I presume by this you mean why do we use the same thresholds (e.g. 2.5 seconds for good LCP) for mobile and desktop instead of having more lax ones on mobile (or more tighter ones on desktop)?
The Core Web Vitals initiative is primarily focused about measuring user experience, rather than technical measures. This is why we worked on
user-centric performance metrics over the more traditional technical measures used in the past (TTFB, DomContentLoaded, onLoad).
A good user experience is the same regardless of barriers to achieving that. We don't think it's right to say that a good user experience on mobile is 2.5 seconds but on desktop it should be 1.5 seconds. Yes there is an element of expectation, but we don't believe they are that different.
Saying that we do take "achievability" into account (you can read more about that in
this article on how we set the thresholds) and yes for some of the metrics mobiles do struggle to make those metrics—though maybe less than you think as there's lots of other factors in play here too. Many mobile devices are more powerful than the desktop/laptops people have. A lot of mobile internet browsing happens over the same high-speed WiFi networks as desktop. Mobile versions of sites often are smaller (though
often not by much, and sometimes, seemingly paradoxically, mobiles can download larger images due to often having high resolution screen densities). Anyway, on aggregate, and particularly with a more global view, mobile devices ARE more constrained. And in these cases the thresholds are more based on mobile achievability rather than desktop. But for the reasons above we keep the desktop thresholds the same.
Interestingly enough,
Lighthouse lab tests (as used on
PageSpeed Insights for example) does
use tougher thresholds for desktop (the mobile thresholds are set the same as Core Web Vitals ones). But that is more because the conditions are preset and always slower so there is little value in using the same thresholds.

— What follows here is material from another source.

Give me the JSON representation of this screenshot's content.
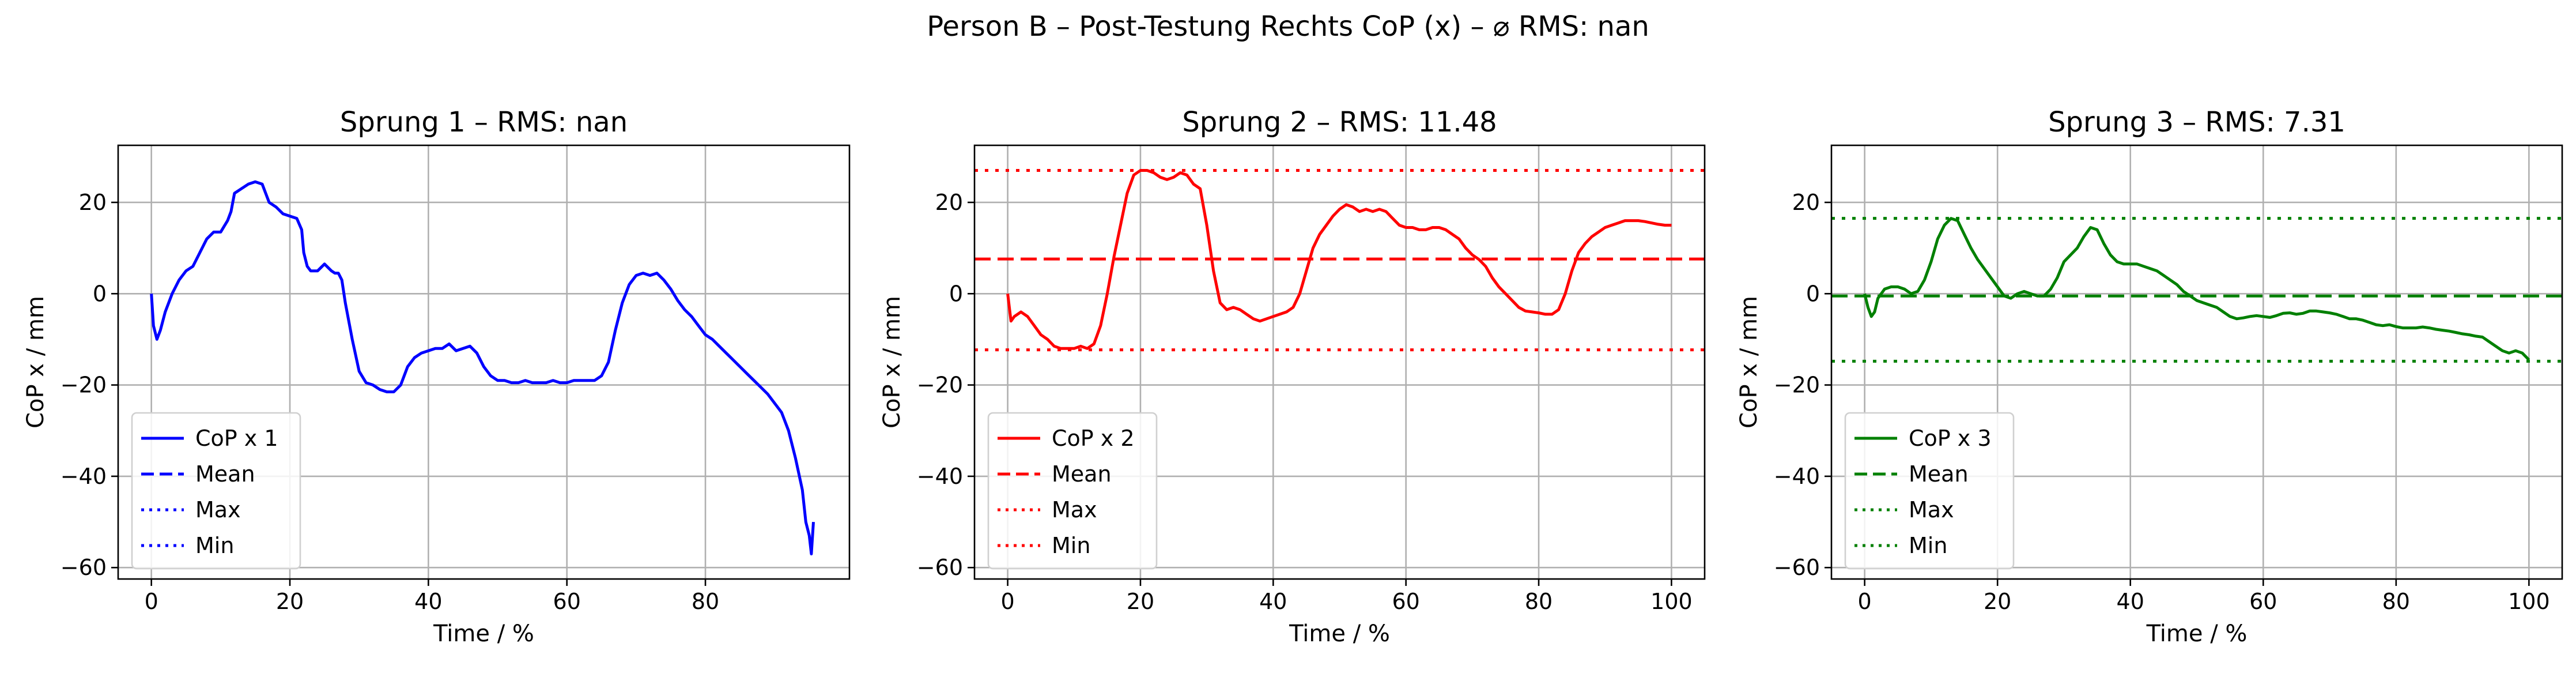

There have also been questions about whether we should use different thresholds per country/geographical region but again the measure of a "good" user experience is the same.
And finally there is also the case of simplicity. Having one clear set of thresholds is good to clarify focus, rather than a more complex, more segregated set of thresholds.
Hope that answers your question (and was the question you were asking and that I didn't just drone on here for ages on the wrong question!)